Aquelle banheiro que ali estava era a pia onde o mais novo, o mais
esperançoso rebento dos Ribas ia, contricto e nú, receber o baptismo da
civilisação, deixando nagua morna a poeira dos caminhos e a barbarie da
sua alma ignorante e insaciada.

Confesso que tive inveja da sorte de meu tio e lastimei profundamente
os meus que lá haviam ficado chocando pintos e debulhando o grão.
Que vale uma ninhada diante de uma mesa como esta que meus olhos
contemplam, carregada de crystaes rutilantes? Que valem as colheitas
comparadas ao gozo de um mergulho nesta piscina de marmore que me
espera? Decididamente a grande sciencia do viver não consiste em saber
accumular fortuna, mas em saber dissipal-a. O ideal do homem moderno
é o filho prodigo. Estou certo de que a moral não condemna Harpagon
senão porque o miseravel não tinha noção da sciencia elegante e fina de
dissipar.

Para que ser rico sem um banheiro assim?...

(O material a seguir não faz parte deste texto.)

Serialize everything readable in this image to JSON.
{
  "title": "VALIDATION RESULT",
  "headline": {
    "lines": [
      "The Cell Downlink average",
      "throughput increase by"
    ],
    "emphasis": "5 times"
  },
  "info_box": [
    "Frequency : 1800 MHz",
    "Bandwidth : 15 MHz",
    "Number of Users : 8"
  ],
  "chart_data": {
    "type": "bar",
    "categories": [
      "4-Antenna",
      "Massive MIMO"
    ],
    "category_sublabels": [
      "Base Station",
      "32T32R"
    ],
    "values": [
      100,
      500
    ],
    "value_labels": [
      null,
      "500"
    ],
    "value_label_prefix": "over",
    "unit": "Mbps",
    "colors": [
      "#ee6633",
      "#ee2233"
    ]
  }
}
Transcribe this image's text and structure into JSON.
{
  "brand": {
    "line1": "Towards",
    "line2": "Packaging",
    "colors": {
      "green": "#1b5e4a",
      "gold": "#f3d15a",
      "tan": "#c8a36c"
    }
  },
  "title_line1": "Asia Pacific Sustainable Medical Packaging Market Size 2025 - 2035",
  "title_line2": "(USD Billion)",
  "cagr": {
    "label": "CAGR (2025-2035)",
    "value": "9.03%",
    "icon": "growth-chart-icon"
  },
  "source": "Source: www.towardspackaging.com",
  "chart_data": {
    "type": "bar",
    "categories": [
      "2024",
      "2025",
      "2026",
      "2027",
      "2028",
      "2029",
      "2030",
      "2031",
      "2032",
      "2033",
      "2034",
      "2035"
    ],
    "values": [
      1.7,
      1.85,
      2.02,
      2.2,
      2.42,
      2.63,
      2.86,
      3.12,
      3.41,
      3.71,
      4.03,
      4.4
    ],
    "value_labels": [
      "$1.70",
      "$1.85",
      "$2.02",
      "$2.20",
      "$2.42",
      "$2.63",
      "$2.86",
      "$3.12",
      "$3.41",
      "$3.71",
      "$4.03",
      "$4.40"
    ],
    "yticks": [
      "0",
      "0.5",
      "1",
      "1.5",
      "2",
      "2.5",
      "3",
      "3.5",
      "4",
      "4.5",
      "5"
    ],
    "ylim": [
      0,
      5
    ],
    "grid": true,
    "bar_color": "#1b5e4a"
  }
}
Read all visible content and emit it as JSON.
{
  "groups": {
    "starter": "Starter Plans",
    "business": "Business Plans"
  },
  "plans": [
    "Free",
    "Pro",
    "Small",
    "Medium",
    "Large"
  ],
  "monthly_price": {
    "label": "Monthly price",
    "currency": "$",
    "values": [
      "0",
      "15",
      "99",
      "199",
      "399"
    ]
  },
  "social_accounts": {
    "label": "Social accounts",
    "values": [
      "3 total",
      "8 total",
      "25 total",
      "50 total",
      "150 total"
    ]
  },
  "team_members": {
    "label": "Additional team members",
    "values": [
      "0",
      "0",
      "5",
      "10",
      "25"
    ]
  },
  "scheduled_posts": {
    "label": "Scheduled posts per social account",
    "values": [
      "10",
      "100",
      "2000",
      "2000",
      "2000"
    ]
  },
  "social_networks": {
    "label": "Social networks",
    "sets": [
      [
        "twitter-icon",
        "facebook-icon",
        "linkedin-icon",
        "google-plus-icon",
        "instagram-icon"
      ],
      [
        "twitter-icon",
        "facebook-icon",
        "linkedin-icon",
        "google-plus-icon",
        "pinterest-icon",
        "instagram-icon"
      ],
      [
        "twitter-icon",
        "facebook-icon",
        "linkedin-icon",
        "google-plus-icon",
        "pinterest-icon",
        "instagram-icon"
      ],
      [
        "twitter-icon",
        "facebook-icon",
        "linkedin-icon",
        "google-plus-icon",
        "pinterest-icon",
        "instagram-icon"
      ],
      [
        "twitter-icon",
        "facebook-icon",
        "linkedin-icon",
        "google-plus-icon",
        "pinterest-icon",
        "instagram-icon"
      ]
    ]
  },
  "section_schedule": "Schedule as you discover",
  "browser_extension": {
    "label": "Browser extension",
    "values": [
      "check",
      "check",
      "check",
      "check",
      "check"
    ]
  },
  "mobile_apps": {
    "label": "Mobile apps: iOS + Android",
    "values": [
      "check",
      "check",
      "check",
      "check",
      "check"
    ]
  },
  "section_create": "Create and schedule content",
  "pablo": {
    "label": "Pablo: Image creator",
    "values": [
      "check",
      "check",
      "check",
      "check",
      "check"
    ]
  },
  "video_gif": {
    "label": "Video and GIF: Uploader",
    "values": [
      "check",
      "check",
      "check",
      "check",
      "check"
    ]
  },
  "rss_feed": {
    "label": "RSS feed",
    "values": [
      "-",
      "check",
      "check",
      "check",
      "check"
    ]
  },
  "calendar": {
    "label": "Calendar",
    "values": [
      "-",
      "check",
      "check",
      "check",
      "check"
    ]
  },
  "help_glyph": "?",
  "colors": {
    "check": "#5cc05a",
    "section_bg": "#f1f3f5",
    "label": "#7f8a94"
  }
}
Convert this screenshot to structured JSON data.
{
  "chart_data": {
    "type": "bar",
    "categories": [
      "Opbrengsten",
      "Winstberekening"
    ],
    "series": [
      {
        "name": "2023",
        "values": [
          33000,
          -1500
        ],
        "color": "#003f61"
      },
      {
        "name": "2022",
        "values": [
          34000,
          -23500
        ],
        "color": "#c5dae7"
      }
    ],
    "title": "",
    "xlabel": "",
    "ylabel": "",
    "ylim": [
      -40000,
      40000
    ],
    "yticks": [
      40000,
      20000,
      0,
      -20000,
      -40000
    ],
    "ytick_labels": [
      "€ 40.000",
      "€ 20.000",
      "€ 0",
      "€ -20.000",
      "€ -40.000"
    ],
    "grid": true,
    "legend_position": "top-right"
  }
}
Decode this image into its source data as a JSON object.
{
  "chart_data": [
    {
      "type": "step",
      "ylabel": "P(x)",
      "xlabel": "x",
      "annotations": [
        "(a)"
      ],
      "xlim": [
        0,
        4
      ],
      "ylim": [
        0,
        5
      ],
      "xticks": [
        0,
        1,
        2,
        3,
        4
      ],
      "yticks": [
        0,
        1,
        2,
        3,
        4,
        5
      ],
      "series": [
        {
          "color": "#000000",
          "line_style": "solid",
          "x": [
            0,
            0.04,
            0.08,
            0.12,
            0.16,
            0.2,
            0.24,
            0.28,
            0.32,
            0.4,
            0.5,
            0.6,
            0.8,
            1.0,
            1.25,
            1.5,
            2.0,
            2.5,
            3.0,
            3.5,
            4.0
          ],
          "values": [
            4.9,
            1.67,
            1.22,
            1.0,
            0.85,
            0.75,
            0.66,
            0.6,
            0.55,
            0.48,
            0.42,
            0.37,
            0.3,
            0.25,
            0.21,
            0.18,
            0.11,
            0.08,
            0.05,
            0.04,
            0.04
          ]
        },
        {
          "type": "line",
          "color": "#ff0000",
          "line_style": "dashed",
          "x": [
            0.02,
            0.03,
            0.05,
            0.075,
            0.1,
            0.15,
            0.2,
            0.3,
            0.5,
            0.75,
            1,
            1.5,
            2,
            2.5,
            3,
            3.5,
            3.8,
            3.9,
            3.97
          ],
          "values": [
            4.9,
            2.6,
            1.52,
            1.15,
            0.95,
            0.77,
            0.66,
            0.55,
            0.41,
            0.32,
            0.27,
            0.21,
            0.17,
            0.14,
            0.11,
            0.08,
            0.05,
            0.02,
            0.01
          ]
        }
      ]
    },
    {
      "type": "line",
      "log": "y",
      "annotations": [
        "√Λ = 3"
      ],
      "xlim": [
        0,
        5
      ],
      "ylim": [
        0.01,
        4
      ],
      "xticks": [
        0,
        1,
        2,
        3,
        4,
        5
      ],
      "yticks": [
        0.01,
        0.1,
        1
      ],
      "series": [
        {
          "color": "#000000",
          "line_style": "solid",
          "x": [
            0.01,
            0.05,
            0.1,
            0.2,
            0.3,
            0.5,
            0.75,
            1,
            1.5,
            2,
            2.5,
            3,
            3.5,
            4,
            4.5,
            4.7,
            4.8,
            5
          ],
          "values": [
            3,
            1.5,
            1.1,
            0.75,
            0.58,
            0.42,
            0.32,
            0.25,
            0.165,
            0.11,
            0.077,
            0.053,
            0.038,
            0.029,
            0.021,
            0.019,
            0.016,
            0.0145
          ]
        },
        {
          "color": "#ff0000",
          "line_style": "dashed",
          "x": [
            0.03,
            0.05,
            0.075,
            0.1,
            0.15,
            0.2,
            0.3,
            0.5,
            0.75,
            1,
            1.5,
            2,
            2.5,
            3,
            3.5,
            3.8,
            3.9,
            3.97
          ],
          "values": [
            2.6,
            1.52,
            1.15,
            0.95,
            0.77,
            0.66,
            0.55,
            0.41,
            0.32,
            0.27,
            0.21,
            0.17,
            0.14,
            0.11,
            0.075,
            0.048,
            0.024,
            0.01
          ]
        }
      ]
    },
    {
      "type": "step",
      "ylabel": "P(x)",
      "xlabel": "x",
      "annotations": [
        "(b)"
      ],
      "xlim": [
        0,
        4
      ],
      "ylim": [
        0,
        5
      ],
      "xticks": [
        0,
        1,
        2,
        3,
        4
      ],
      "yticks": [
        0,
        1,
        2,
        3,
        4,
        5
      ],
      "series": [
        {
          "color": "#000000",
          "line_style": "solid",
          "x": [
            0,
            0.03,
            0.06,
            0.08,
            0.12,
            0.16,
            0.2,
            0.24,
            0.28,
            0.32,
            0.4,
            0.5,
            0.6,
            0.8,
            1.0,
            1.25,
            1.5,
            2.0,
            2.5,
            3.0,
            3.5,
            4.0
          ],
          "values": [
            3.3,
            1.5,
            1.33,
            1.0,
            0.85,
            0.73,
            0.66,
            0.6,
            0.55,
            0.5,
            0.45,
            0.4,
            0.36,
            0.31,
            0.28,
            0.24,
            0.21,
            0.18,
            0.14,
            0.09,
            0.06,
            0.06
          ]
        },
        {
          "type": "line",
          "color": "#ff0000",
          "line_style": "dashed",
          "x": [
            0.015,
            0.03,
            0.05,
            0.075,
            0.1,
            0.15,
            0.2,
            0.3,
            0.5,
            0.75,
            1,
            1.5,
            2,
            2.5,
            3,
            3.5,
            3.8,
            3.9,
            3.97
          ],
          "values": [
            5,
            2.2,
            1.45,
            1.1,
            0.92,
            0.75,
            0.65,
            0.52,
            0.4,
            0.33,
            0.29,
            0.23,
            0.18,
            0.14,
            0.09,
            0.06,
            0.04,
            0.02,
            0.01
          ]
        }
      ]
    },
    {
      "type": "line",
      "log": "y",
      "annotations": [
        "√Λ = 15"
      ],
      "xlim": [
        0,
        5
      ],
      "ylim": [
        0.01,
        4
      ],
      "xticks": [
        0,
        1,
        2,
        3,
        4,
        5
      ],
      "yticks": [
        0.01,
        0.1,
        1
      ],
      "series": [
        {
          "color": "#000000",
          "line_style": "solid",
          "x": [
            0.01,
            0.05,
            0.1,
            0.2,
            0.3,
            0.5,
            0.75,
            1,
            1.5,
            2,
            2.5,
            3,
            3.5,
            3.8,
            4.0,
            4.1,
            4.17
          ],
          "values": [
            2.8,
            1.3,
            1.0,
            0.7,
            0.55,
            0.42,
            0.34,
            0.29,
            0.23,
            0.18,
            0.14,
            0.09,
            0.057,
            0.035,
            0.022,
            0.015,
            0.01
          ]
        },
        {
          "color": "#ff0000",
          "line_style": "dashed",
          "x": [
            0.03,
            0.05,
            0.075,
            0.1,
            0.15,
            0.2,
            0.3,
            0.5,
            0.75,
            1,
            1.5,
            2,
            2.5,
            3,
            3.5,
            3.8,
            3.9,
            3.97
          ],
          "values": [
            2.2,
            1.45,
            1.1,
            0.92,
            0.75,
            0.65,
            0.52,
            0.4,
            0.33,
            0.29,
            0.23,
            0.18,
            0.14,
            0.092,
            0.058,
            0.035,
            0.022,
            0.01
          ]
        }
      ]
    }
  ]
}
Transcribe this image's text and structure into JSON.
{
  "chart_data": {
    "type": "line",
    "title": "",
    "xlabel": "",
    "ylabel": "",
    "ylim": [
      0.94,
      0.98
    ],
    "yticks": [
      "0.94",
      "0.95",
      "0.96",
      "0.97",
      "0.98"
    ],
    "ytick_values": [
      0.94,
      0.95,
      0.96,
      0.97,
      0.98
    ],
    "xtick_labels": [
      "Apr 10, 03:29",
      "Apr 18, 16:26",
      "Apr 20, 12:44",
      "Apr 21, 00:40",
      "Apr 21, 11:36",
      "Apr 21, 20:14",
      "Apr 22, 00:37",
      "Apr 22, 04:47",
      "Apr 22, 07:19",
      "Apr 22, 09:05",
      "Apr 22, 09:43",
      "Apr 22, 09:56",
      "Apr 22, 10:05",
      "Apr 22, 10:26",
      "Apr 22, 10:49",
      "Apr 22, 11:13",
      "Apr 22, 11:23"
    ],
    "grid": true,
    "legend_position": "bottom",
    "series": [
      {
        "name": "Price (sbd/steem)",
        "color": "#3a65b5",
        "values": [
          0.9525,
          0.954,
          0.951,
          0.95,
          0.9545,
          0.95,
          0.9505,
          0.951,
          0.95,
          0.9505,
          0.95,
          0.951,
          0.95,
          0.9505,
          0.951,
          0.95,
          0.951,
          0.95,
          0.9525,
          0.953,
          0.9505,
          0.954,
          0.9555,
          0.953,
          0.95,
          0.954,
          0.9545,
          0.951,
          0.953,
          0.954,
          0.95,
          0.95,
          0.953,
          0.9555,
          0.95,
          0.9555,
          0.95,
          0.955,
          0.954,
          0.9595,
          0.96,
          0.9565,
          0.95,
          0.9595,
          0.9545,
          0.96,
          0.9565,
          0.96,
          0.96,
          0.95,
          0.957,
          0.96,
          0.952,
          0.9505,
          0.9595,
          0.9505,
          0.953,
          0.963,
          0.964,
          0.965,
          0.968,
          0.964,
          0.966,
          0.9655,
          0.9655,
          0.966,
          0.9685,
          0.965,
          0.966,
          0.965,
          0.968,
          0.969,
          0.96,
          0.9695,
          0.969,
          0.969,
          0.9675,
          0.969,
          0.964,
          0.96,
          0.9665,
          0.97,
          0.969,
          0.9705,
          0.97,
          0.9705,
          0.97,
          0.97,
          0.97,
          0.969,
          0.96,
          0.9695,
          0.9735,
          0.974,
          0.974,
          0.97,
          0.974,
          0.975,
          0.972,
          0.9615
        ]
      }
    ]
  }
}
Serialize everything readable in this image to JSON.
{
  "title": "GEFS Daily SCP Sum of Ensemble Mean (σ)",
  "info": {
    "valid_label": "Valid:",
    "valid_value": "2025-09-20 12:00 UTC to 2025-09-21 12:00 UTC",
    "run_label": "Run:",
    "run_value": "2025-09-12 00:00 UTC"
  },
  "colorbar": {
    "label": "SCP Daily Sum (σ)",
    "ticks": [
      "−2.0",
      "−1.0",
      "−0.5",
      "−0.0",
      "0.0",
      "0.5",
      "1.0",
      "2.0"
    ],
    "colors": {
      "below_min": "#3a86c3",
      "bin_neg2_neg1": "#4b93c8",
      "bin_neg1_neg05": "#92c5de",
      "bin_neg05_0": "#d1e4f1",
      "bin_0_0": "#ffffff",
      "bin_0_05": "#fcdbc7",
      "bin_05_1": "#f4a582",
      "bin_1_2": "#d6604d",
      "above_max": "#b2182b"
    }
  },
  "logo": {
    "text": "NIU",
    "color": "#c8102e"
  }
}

Serapião, meu prospero tio, ronca, deslisa para baixo da mesa farta do
teu salão de abundancia, porque estás dando ao mundo, e especialmente
ao teu sobrinho e herdeiro, uma lição de _savoir vivre_!

Enchi de novo o calice e bebi, mas engolindo o sorvo, percebi que
me enganara na garrafa: não era a vermelha, eu havia tomado a azul:
old-brandy.

Desde, porém, que havia quatro, porque insistir na vermelha? O acaso
dirigira o meu braço e o acaso algumas vezes opéra sabiamente e governa
como uma bussola. Repentinamente lembrei-me do banho e não foi sem
pena que deixei a minha posição em decubito, a mais propria do homem,
segundo ouvi dizer a um sybarita das minhas relações campestres.

Puz-me de pé e, estirando os braços, todo retorcido como o Laocoonte,
afastei-me do ádyto das libações. Na sala era tão espesso o vapor,
que meus olhos nada distinguiram a principio--movia-me, como um deus,
dentro de nuvens tenues. Por fim, sentindo nos pés uma humidade
tépida, notei que a agua transbordava alagando o mosaico do santuario.
Desci precipitadamente as alças fechando as copiosas guelas leoninas,
mergulhei o braço, puxei pela corrente do escoadouro e a agua, que me
escaldara, começou a baixar silenciosamente até que ficou em nivel para
que eu pudesse molhar-me todo regaladamente, mergulhando e nadando.
A fauce fria jorrou ainda alguns litros para abrandar a temperatura
e o nevoeiro diluiu-se. Apanhei sobre o marmore negro um sabonete
de Corydalis, uma grande esponja macia e saltei no tanque. A agua
abriu-se para receber-me e fechou-se ficando apenas a flux a minha
cabeça, fluctuando como uma boia.

Que delicia! Como senti, nesse momento suave da minha vida, não possuir
os dotes de Simão Carreira, que tudo canta, que tudo rima: os olhos
castanhos da Bemvinda e os repolhos planturosos da horta do Segurado.
Elle, de certo, em meu lugar, acharia uma estrophe sonorosa e nova
para louvar e divinisar a agua benigna desse tanque; elle, o sempre
inspirado, saberia pagar com um punhado de heroicos a lixivia e o
conforto.

Eu, porém, sem estro, incapaz da mais insignificante imagem poetica,
limitei-me a esfregar a cabeça, não para acordar a inspiração
adormecida, mas simplesmente para tirar a poeira... e mergulhei. Quando
vim á tona trepei á borda do tanque e, á falta de quem me esfregasse,
resolvi fazer eu mesmo a operação e vesti-me todo de espuma. Tive
impetos extravagantes de correr ao espelho para admirar-me sob esse
aspecto _mousseux_, mas recuei porque, Ribas anadyomay, comprehendi que
não me seria facil abrir os olhos--a espuma escorria em floccos pelo
meu rosto.

Atirei-me, de novo, ao banheiro e refocilei voluptuosamente. A
temperatura baixara sensivelmente quando sahi gottejante para o pequeno
estrado. Enfiei o jupon, calcei as chinelas de feltro e arrastei-me
até junto da mesinha, onde experimentei a garrafa verde--whisky. Ia
deitar-me quando bateram á porta. Acudi com pressa lembrando-me de meu
tio que ficara na imminencia de uma apoplexia. Indaguei, e uma voz
disse-me de fóra--que a ceia estava servida, ajuntando:

--Aqui tem vosmecê o robe de chambre para sahir.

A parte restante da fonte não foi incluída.